When asked about the speculation, the press office for the Tokyo Olympic organizing committee told ABC News that they "have never discussed canceling the Games."
“Countermeasures against infectious diseases constitute an important part of our plans to host a safe and secure Games," the press office said in an emailed statement on Monday.
The newly identified virus, known officially as COVID-19, emerged in the Chinese city of Wuhan back in December and has since spread to dozens of other countries, including Japan. More than 87,000 people have been infected worldwide, the vast majority of them in China, and at least 2,873 have died, according to the World Health Organization, which has declared the outbreak a global health emergency and said it has "pandemic potential."
As of Monday, Japan's Ministry of Health Labor and Welfare had confirmed 254 cases of infection on Japanese soil and six deaths. There have been an additional 705 confirmed cases and six fatalities linked to the Diamond Princess cruise ship, which had been quarantined off Japan's coast since Feb. 5. All those infected on board were brought ashore for treatment, while the rest of the passengers were confined to their rooms until the quarantine period ended. All remaining guests were cleared to disembark by Feb. 27.
To address the health crisis, the Japanese government has established the Novel Coronavirus Response Headquarters, while the Tokyo metropolitan government has set up an internal task force. The Tokyo Olympic organizing committee has also established its own task force.
"Tokyo 2020 will continue to collaborate with all relevant organizations which carefully monitor any incidence of infectious diseases," the organizing committee's press office said in its statement Monday, "and we will review any countermeasures that may be necessary with all relevant organizations."
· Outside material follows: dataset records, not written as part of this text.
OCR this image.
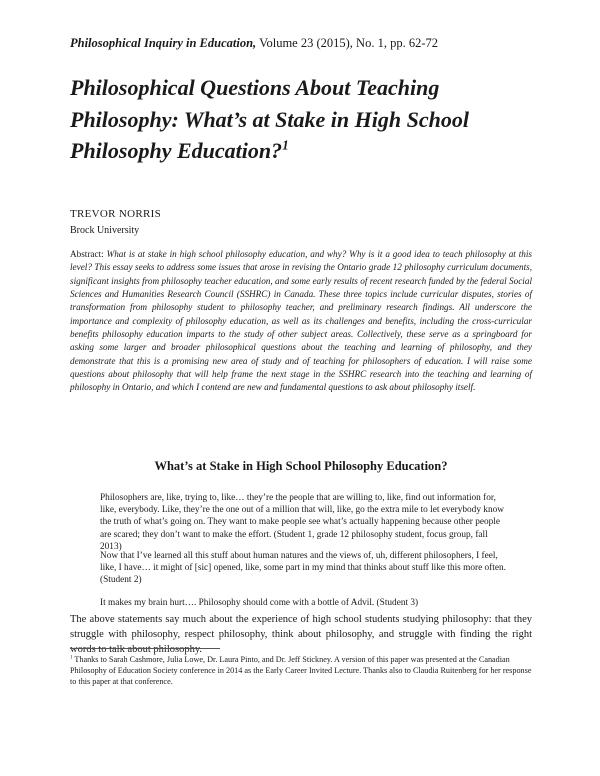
Philosophical Inquiry in Education, Volume 23 (2015), No. 1, pp. 62-72
Philosophical Questions About Teaching Philosophy: What’s at Stake in High School Philosophy Education?$^1$
TREVOR NORRIS
Brock University

Abstract: What is at stake in high school philosophy education, and why? Why is it a good idea to teach philosophy at this level? This essay seeks to address some issues that arose in revising the Ontario grade 12 philosophy curriculum documents, significant insights from philosophy teacher education, and some early results of recent research funded by the federal Social Sciences and Humanities Research Council (SSHRC) in Canada. These three topics include curricular disputes, stories of transformation from philosophy student to philosophy teacher, and preliminary research findings. All underscore the importance and complexity of philosophy education, as well as its challenges and benefits, including the cross-curricular benefits philosophy education imparts to the study of other subject areas. Collectively, these serve as a springboard for asking some larger and broader philosophical questions about the teaching and learning of philosophy, and they demonstrate that this is a promising new area of study and of teaching for philosophers of education. I will raise some questions about philosophy that will help frame the next stage in the SSHRC research into the teaching and learning of philosophy in Ontario, and which I contend are new and fundamental questions to ask about philosophy itself.

What’s at Stake in High School Philosophy Education?

Philosophers are, like, trying to, like… they’re the people that are willing to, like, find out information for, like, everybody. Like, they’re the one out of a million that will, like, go the extra mile to let everybody know the truth of what’s going on. They want to make people see what’s actually happening because other people are scared; they don’t want to make the effort. (Student 1, grade 12 philosophy student, focus group, fall 2013)

Now that I’ve learned all this stuff about human natures and the views of, uh, different philosophers, I feel, like, I have… it might of [sic] opened, like, some part in my mind that thinks about stuff like this more often. (Student 2)

It makes my brain hurt…. Philosophy should come with a bottle of Advil. (Student 3)

The above statements say much about the experience of high school students studying philosophy: that they struggle with philosophy, respect philosophy, think about philosophy, and struggle with finding the right words to talk about philosophy.

$^1$ Thanks to Sarah Cashmore, Julia Lowe, Dr. Laura Pinto, and Dr. Jeff Stickney. A version of this paper was presented at the Canadian Philosophy of Education Society conference in 2014 as the Early Career Invited Lecture. Thanks also to Claudia Ruitenberg for her response to this paper at that conference.
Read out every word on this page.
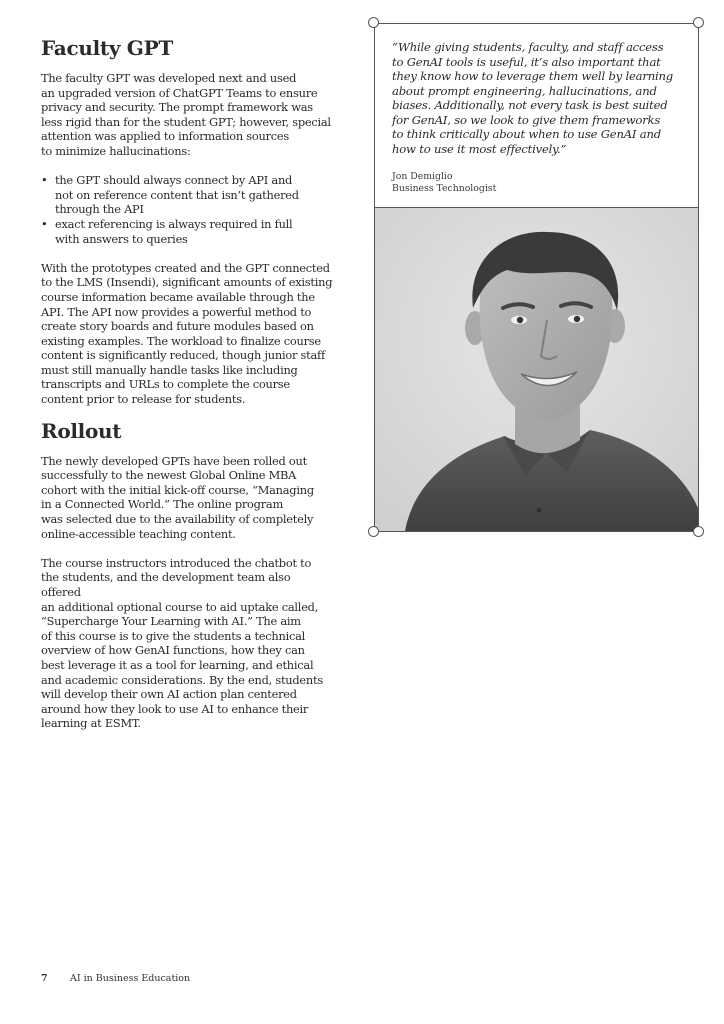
Faculty GPT

The faculty GPT was developed next and used
an upgraded version of ChatGPT Teams to ensure
privacy and security. The prompt framework was
less rigid than for the student GPT; however, special
attention was applied to information sources
to minimize hallucinations:

• the GPT should always connect by API and
not on reference content that isn’t gathered
through the API
• exact referencing is always required in full
with answers to queries

With the prototypes created and the GPT connected
to the LMS (Insendi), significant amounts of existing
course information became available through the
API. The API now provides a powerful method to
create story boards and future modules based on
existing examples. The workload to finalize course
content is significantly reduced, though junior staff
must still manually handle tasks like including
transcripts and URLs to complete the course
content prior to release for students.

Rollout

The newly developed GPTs have been rolled out
successfully to the newest Global Online MBA
cohort with the initial kick-off course, “Managing
in a Connected World.” The online program
was selected due to the availability of completely
online-accessible teaching content.

The course instructors introduced the chatbot to
the students, and the development team also offered
an additional optional course to aid uptake called,
“Supercharge Your Learning with AI.” The aim
of this course is to give the students a technical
overview of how GenAI functions, how they can
best leverage it as a tool for learning, and ethical
and academic considerations. By the end, students
will develop their own AI action plan centered
around how they look to use AI to enhance their
learning at ESMT.

“While giving students, faculty, and staff access
to GenAI tools is useful, it’s also important that
they know how to leverage them well by learning
about prompt engineering, hallucinations, and
biases. Additionally, not every task is best suited
for GenAI, so we look to give them frameworks
to think critically about when to use GenAI and
how to use it most effectively.”
Jon Demiglio
Business Technologist
7 AI in Business Education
The International Olympic Committee told ABC News in an emailed statement on Monday that it remains in touch with the WHO as well as its own medical experts, and that it has "full confidence that the relevant authorities, in particular in Japan and China, will take all the necessary measures to address the situation."
For weeks, there's been speculation that the viral outbreak could disrupt the Tokyo Olympics, which is slated to start on July 24.
Since the first modern games were held in Athens, Greece, in 1896, the international sporting event has only been canceled during times of war. The 2016 Summer Olympics in Rio de Janeiro, Brazil, took place as scheduled despite an outbreak of the Zika virus.
Dick Pound, a former Canadian swimming champion who is now a senior member of the International Olympic Committee, told The Associated Press that organizers are more likely to cancel the event altogether than to postpone or move it to another location. He estimated there's a two- to three-month window to decide the fate of the games.
"In and around that time, I'd say folks are going to have to ask: 'Is this under sufficient control that we can be confident about going to Tokyo or not?'" Pound said in an exclusive interview last week. "All indications are at this stage that it will be business as usual."
Faced with a slew of questions during an interview last Thursday limited to Japanese media, International Olympic Committee President Thomas Bach reiterated that they are "fully committed to the success of the Olympic Games Tokyo 2020," and he encouraged athletes to "go ahead with full steam with regard to their training and their preparations." He declined to speculate about a postponement or cancellation in response to Pound's comments.
"I'm not ready to add fuel to the flames of speculation there in any way," Bach told reporters.
ABC News called the Tokyo Olympic organizing committee's press office on Monday and asked what might happen if the viral outbreak worsens in Japan.
The woman on the other end of the line, who only wished to give her name as Hitomi and confirmed she was authorized to speak on behalf of the organizing committee, simply said, "We are not giving answers to 'what if' questions."